Y lo cierto es que la educación oficial tiene que hacer mucho más que “generar cupos”. Porque abrir espacios no garantiza que se alcance el nivel. Si ingresan 100 jóvenes y solo 30 egresan con posibilidades reales de acceder a la educación superior o al mundo laboral con ventaja, entonces esos 70 no están “recibiendo educación de calidad”; están recibiendo una expectativa parcial.
Por eso, desde aquí formulo unos llamados: primero, que los colegios oficiales publiquen sus resultados, sus avances, su contexto. Nada de ocultar datos para no “avergonzar”. Porque sin transparencia no existe presión para mejorar. Segundo, que la exigencia deje de ser tabú. No se trata de presionar inútilmente, sino de que los estudiantes de oficiales tengan expectativas tan altas como los de privados. Tercero, que se invierta no solo en infraestructura, sino en acompañamiento: simulacros reales, tutorías, mentorías, refuerzos específicos.

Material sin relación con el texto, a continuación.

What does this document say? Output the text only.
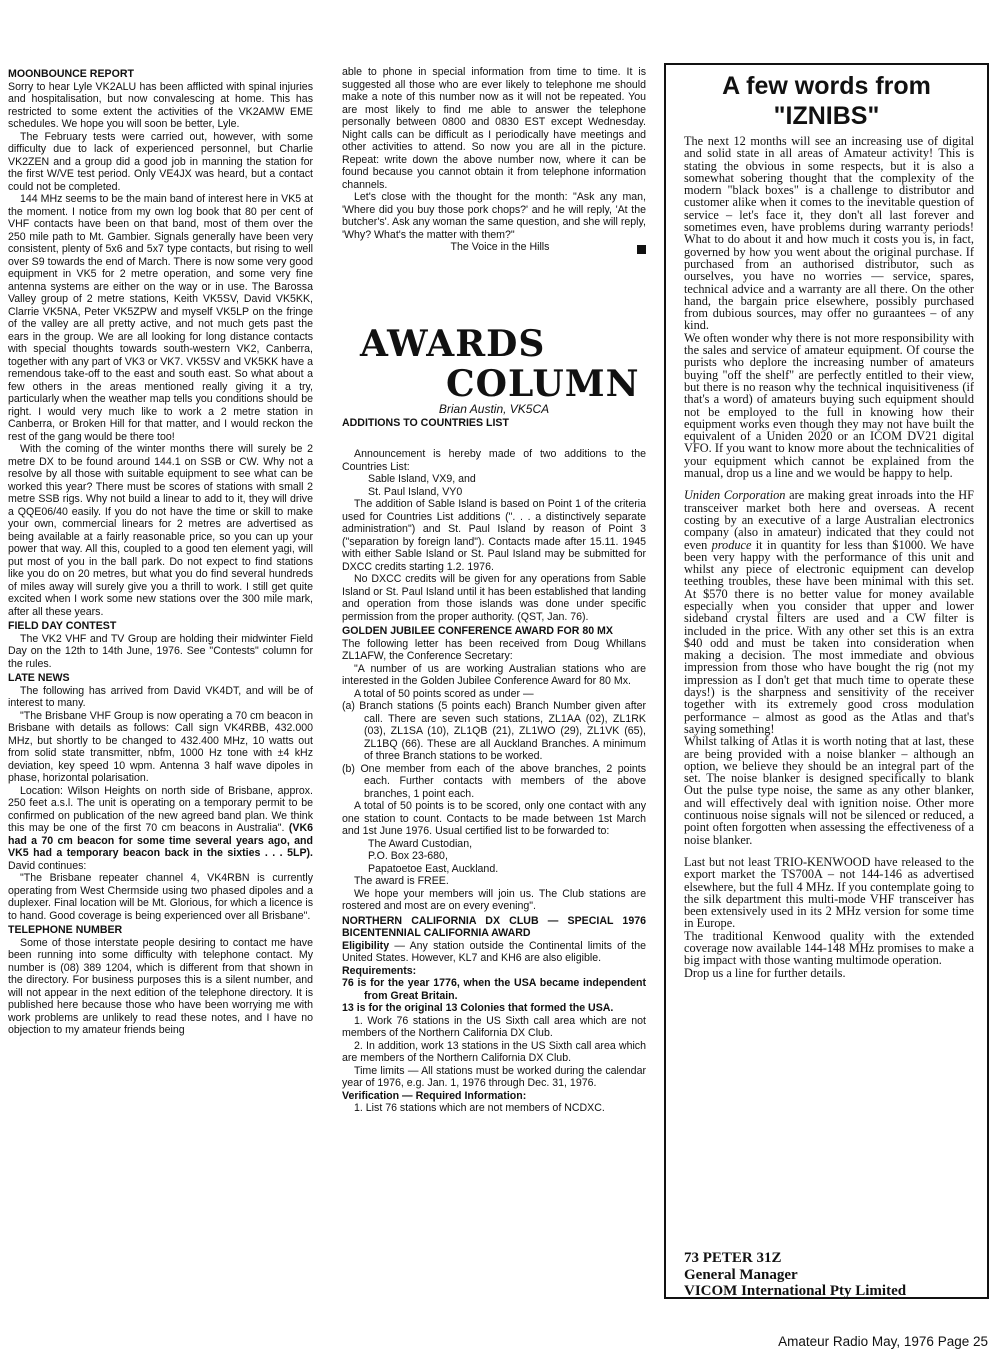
MOONBOUNCE REPORT

Sorry to hear Lyle VK2ALU has been afflicted with spinal injuries and hospitalisation, but now convalescing at home. This has restricted to some extent the activities of the VK2AMW EME schedules. We hope you will soon be better, Lyle.

The February tests were carried out, however, with some difficulty due to lack of experienced personnel, but Charlie VK2ZEN and a group did a good job in manning the station for the first W/VE test period. Only VE4JX was heard, but a contact could not be completed.

144 MHz seems to be the main band of interest here in VK5 at the moment. I notice from my own log book that 80 per cent of VHF contacts have been on that band, most of them over the 250 mile path to Mt. Gambier. Signals generally have been very consistent, plenty of 5x6 and 5x7 type contacts, but rising to well over S9 towards the end of March. There is now some very good equipment in VK5 for 2 metre operation, and some very fine antenna systems are either on the way or in use. The Barossa Valley group of 2 metre stations, Keith VK5SV, David VK5KK, Clarrie VK5NA, Peter VK5ZPW and myself VK5LP on the fringe of the valley are all pretty active, and not much gets past the ears in the group. We are all looking for long distance contacts with special thoughts towards south-western VK2, Canberra, together with any part of VK3 or VK7. VK5SV and VK5KK have a remendous take-off to the east and south east. So what about a few others in the areas mentioned really giving it a try, particularly when the weather map tells you conditions should be right. I would very much like to work a 2 metre station in Canberra, or Broken Hill for that matter, and I would reckon the rest of the gang would be there too!

With the coming of the winter months there will surely be 2 metre DX to be found around 144.1 on SSB or CW. Why not a resolve by all those with suitable equipment to see what can be worked this year? There must be scores of stations with small 2 metre SSB rigs. Why not build a linear to add to it, they will drive a QQE06/40 easily. If you do not have the time or skill to make your own, commercial linears for 2 metres are advertised as being available at a fairly reasonable price, so you can up your power that way. All this, coupled to a good ten element yagi, will put most of you in the ball park. Do not expect to find stations like you do on 20 metres, but what you do find several hundreds of miles away will surely give you a thrill to work. I still get quite excited when I work some new stations over the 300 mile mark, after all these years.

FIELD DAY CONTEST

The VK2 VHF and TV Group are holding their midwinter Field Day on the 12th to 14th June, 1976. See "Contests" column for the rules.

LATE NEWS

The following has arrived from David VK4DT, and will be of interest to many.

"The Brisbane VHF Group is now operating a 70 cm beacon in Brisbane with details as follows: Call sign VK4RBB, 432.000 MHz, but shortly to be changed to 432.400 MHz, 10 watts out from solid state transmitter, nbfm, 1000 Hz tone with ±4 kHz deviation, key speed 10 wpm. Antenna 3 half wave dipoles in phase, horizontal polarisation.

Location: Wilson Heights on north side of Brisbane, approx. 250 feet a.s.l. The unit is operating on a temporary permit to be confirmed on publication of the new agreed band plan. We think this may be one of the first 70 cm beacons in Australia". (VK6 had a 70 cm beacon for some time several years ago, and VK5 had a temporary beacon back in the sixties . . . 5LP). David continues:

"The Brisbane repeater channel 4, VK4RBN is currently operating from West Chermside using two phased dipoles and a duplexer. Final location will be Mt. Glorious, for which a licence is to hand. Good coverage is being experienced over all Brisbane".

TELEPHONE NUMBER

Some of those interstate people desiring to contact me have been running into some difficulty with telephone contact. My number is (08) 389 1204, which is different from that shown in the directory. For business purposes this is a silent number, and will not appear in the next edition of the telephone directory. It is published here because those who have been worrying me with work problems are unlikely to read these notes, and I have no objection to my amateur friends being

able to phone in special information from time to time. It is suggested all those who are ever likely to telephone me should make a note of this number now as it will not be repeated. You are most likely to find me able to answer the telephone personally between 0800 and 0830 EST except Wednesday. Night calls can be difficult as I periodically have meetings and other activities to attend. So now you are all in the picture. Repeat: write down the above number now, where it can be found because you cannot obtain it from telephone information channels.

Let's close with the thought for the month: "Ask any man, 'Where did you buy those pork chops?' and he will reply, 'At the butcher's'. Ask any woman the same question, and she will reply, 'Why? What's the matter with them?"

The Voice in the Hills

AWARDS
COLUMN
Brian Austin, VK5CA
ADDITIONS TO COUNTRIES LIST

Announcement is hereby made of two additions to the Countries List:

Sable Island, VX9, and

St. Paul Island, VY0

The addition of Sable Island is based on Point 1 of the criteria used for Countries List additions (". . . a distinctively separate administration") and St. Paul Island by reason of Point 3 ("separation by foreign land"). Contacts made after 15.11. 1945 with either Sable Island or St. Paul Island may be submitted for DXCC credits starting 1.2. 1976.

No DXCC credits will be given for any operations from Sable Island or St. Paul Island until it has been established that landing and operation from those islands was done under specific permission from the proper authority. (QST, Jan. 76).

GOLDEN JUBILEE CONFERENCE AWARD FOR 80 MX

The following letter has been received from Doug Whillans ZL1AFW, the Conference Secretary:

"A number of us are working Australian stations who are interested in the Golden Jubilee Conference Award for 80 Mx.

A total of 50 points scored as under —

(a) Branch stations (5 points each) Branch Number given after call. There are seven such stations, ZL1AA (02), ZL1RK (03), ZL1SA (10), ZL1QB (21), ZL1WO (29), ZL1VK (65), ZL1BQ (66). These are all Auckland Branches. A minimum of three Branch stations to be worked.

(b) One member from each of the above branches, 2 points each. Further contacts with members of the above branches, 1 point each.

A total of 50 points is to be scored, only one contact with any one station to count. Contacts to be made between 1st March and 1st June 1976. Usual certified list to be forwarded to:

The Award Custodian,

P.O. Box 23-680,

Papatoetoe East, Auckland.

The award is FREE.

We hope your members will join us. The Club stations are rostered and most are on every evening".

NORTHERN CALIFORNIA DX CLUB — SPECIAL 1976 BICENTENNIAL CALIFORNIA AWARD

Eligibility — Any station outside the Continental limits of the United States. However, KL7 and KH6 are also eligible.

Requirements:

76 is for the year 1776, when the USA became independent from Great Britain.

13 is for the original 13 Colonies that formed the USA.

1. Work 76 stations in the US Sixth call area which are not members of the Northern California DX Club.

2. In addition, work 13 stations in the US Sixth call area which are members of the Northern California DX Club.

Time limits — All stations must be worked during the calendar year of 1976, e.g. Jan. 1, 1976 through Dec. 31, 1976.

Verification — Required Information:

1. List 76 stations which are not members of NCDXC.

A few words from
"IZNIBS"

The next 12 months will see an increasing use of digital and solid state in all areas of Amateur activity! This is stating the obvious in some respects, but it is also a somewhat sobering thought that the complexity of the modern "black boxes" is a challenge to distributor and customer alike when it comes to the inevitable question of service – let's face it, they don't all last forever and sometimes even, have problems during warranty periods! What to do about it and how much it costs you is, in fact, governed by how you went about the original purchase. If purchased from an authorised distributor, such as ourselves, you have no worries — service, spares, technical advice and a warranty are all there. On the other hand, the bargain price elsewhere, possibly purchased from dubious sources, may offer no guraantees – of any kind.

We often wonder why there is not more responsibility with the sales and service of amateur equipment. Of course the purists who deplore the increasing number of amateurs buying "off the shelf" are perfectly entitled to their view, but there is no reason why the technical inquisitiveness (if that's a word) of amateurs buying such equipment should not be employed to the full in knowing how their equipment works even though they may not have built the equivalent of a Uniden 2020 or an ICOM DV21 digital VFO. If you want to know more about the technicalities of your equipment which cannot be explained from the manual, drop us a line and we would be happy to help.

Uniden Corporation are making great inroads into the HF transceiver market both here and overseas. A recent costing by an executive of a large Australian electronics company (also in amateur) indicated that they could not even produce it in quantity for less than $1000. We have been very happy with the performance of this unit and whilst any piece of electronic equipment can develop teething troubles, these have been minimal with this set. At $570 there is no better value for money available especially when you consider that upper and lower sideband crystal filters are used and a CW filter is included in the price. With any other set this is an extra $40 odd and must be taken into consideration when making a decision. The most immediate and obvious impression from those who have bought the rig (not my impression as I don't get that much time to operate these days!) is the sharpness and sensitivity of the receiver together with its extremely good cross modulation performance – almost as good as the Atlas and that's saying something!

Whilst talking of Atlas it is worth noting that at last, these are being provided with a noise blanker – although an option, we believe they should be an integral part of the set. The noise blanker is designed specifically to blank Out the pulse type noise, the same as any other blanker, and will effectively deal with ignition noise. Other more continuous noise signals will not be silenced or reduced, a point often forgotten when assessing the effectiveness of a noise blanker.

Last but not least TRIO-KENWOOD have released to the export market the TS700A – not 144-146 as advertised elsewhere, but the full 4 MHz. If you contemplate going to the silk department this multi-mode VHF transceiver has been extensively used in its 2 MHz version for some time in Europe.

The traditional Kenwood quality with the extended coverage now available 144-148 MHz promises to make a big impact with those wanting multimode operation.

Drop us a line for further details.

73 PETER 31Z
General Manager
VICOM International Pty Limited
Amateur Radio May, 1976 Page 25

Y sí, que se destinen más recursos, porque los recursos no lo son todo, pero su carencia sí resulta determinante. Cuarto, que se adapte la educación al contexto: rural, urbano, con sus diferencias, sus desafíos, sus fortalezas. No puede persistir la idea de “lo mismo para todos” cuando los puntos de partida no son iguales.

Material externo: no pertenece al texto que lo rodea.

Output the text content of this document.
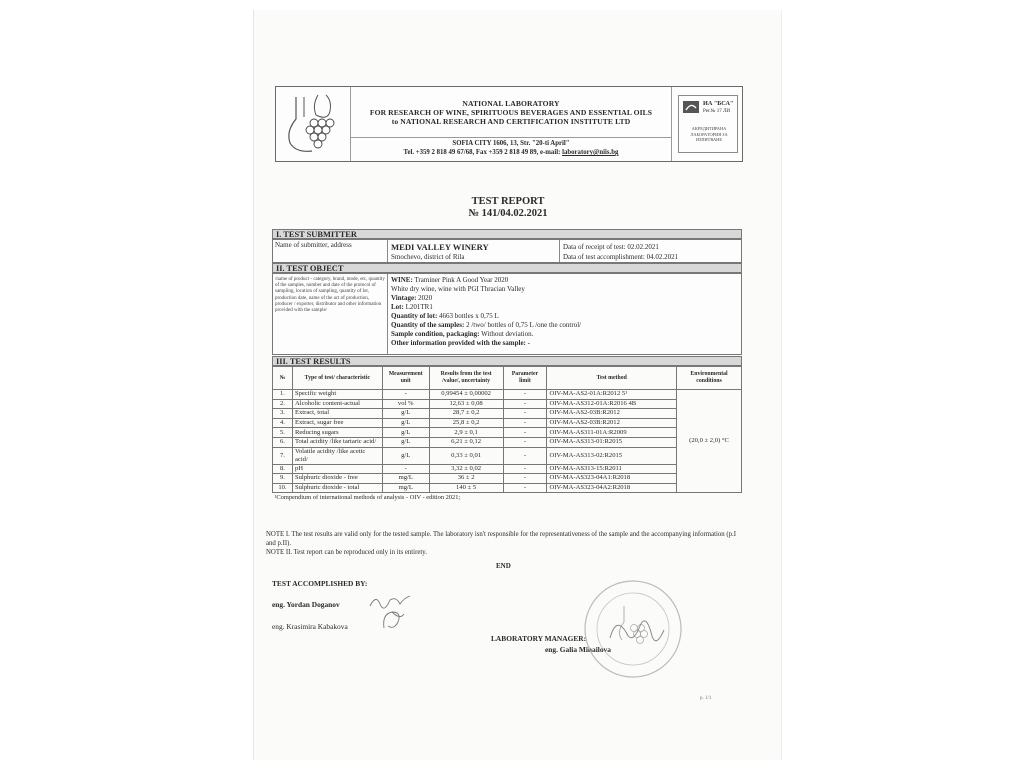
NATIONAL LABORATORY
FOR RESEARCH OF WINE, SPIRITUOUS BEVERAGES AND ESSENTIAL OILS
to NATIONAL RESEARCH AND CERTIFICATION INSTITUTE LTD
SOFIA CITY 1606, 13, Str. "20-ti April"
Tel. +359 2 818 49 67/68, Fax +359 2 818 49 89, e-mail: laboratory@niis.bg
ИА "БСА"
Рег.№ 17 ЛИ
АКРЕДИТИРАНА ЛАБОРАТОРИЯ ЗА ИЗПИТВАНЕ
TEST REPORT
№ 141/04.02.2021
I. TEST SUBMITTER
Name of submitter, address	MEDI VALLEY WINERY
Smochevo, district of Rila
Data of receipt of test: 02.02.2021
Data of test accomplishment: 04.02.2021
II. TEST OBJECT
/name of product - category, brand, mode, etc, quantity of the samples, number and date of the protocol of sampling, location of sampling, quantity of lot, production date, name of the act of production, producer / exporter, distributor and other information provided with the sample/
WINE: Traminer Pink A Good Year 2020
White dry wine, wine with PGI Thracian Valley
Vintage: 2020
Lot: L201TR1
Quantity of lot: 4663 bottles x 0,75 L
Quantity of the samples: 2 /two/ bottles of 0,75 L /one the control/
Sample condition, packaging: Without deviation.
Other information provided with the sample: -
III. TEST RESULTS
№	Type of test/ characteristic	Measurement unit	Results from the test /value/, uncertainty	Parameter limit	Test method	Environmental conditions
1.	Specific weight	-	0,99454 ± 0,00002	-	OIV-MA-AS2-01A:R2012 5¹	(20,0 ± 2,0) °C
2.	Alcoholic content-actual	vol %	12,63 ± 0,08	-	OIV-MA-AS312-01A:R2016 4B	
3.	Extract, total	g/L	28,7 ± 0,2	-	OIV-MA-AS2-03B:R2012	
4.	Extract, sugar free	g/L	25,8 ± 0,2	-	OIV-MA-AS2-03B:R2012	
5.	Reducing sugars	g/L	2,9 ± 0,1	-	OIV-MA-AS311-01A:R2009	
6.	Total acidity /like tartaric acid/	g/L	6,21 ± 0,12	-	OIV-MA-AS313-01:R2015	
7.	Volatile acidity /like acetic acid/	g/L	0,33 ± 0,01	-	OIV-MA-AS313-02:R2015	
8.	pH	-	3,32 ± 0,02	-	OIV-MA-AS313-15:R2011	
9.	Sulphuric dioxide - free	mg/L	36 ± 2	-	OIV-MA-AS323-04A1:R2018	
10.	Sulphuric dioxide - total	mg/L	140 ± 5	-	OIV-MA-AS323-04A2:R2018	
¹Compendium of international methods of analysis - OIV - edition 2021;						
NOTE I. The test results are valid only for the tested sample. The laboratory isn't responsible for the representativeness of the sample and the accompanying information (p.I and p.II).
NOTE II. Test report can be reproduced only in its entirety.
END
TEST ACCOMPLISHED BY:
eng. Yordan Doganov
eng. Krasimira Kabakova
LABORATORY MANAGER:
eng. Galia Mihailova
p. 1/1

Para finalizar, que un colegio oficial del Cesar alcance 291 puntos es un destello de esperanza. Pero que el promedio general siga siendo 244, y que el mejor privado se sitúe en 366, es una alerta roja. Porque la verdadera igualdad no consiste en que el promedio oficial pase de 241 a 244; consiste en que el promedio oficial alcance, al menos, el club de los 300+. Mientras eso no suceda, la educación pública seguirá siendo la promesa que nunca aparece en la fotografía de los logros más elevados. Y los jóvenes merecen más que promesas: merecen condiciones reales para triunfar.
Por: Isabel Sánchez Quiroz.
Consejera municipal de juventudes 2026-2029.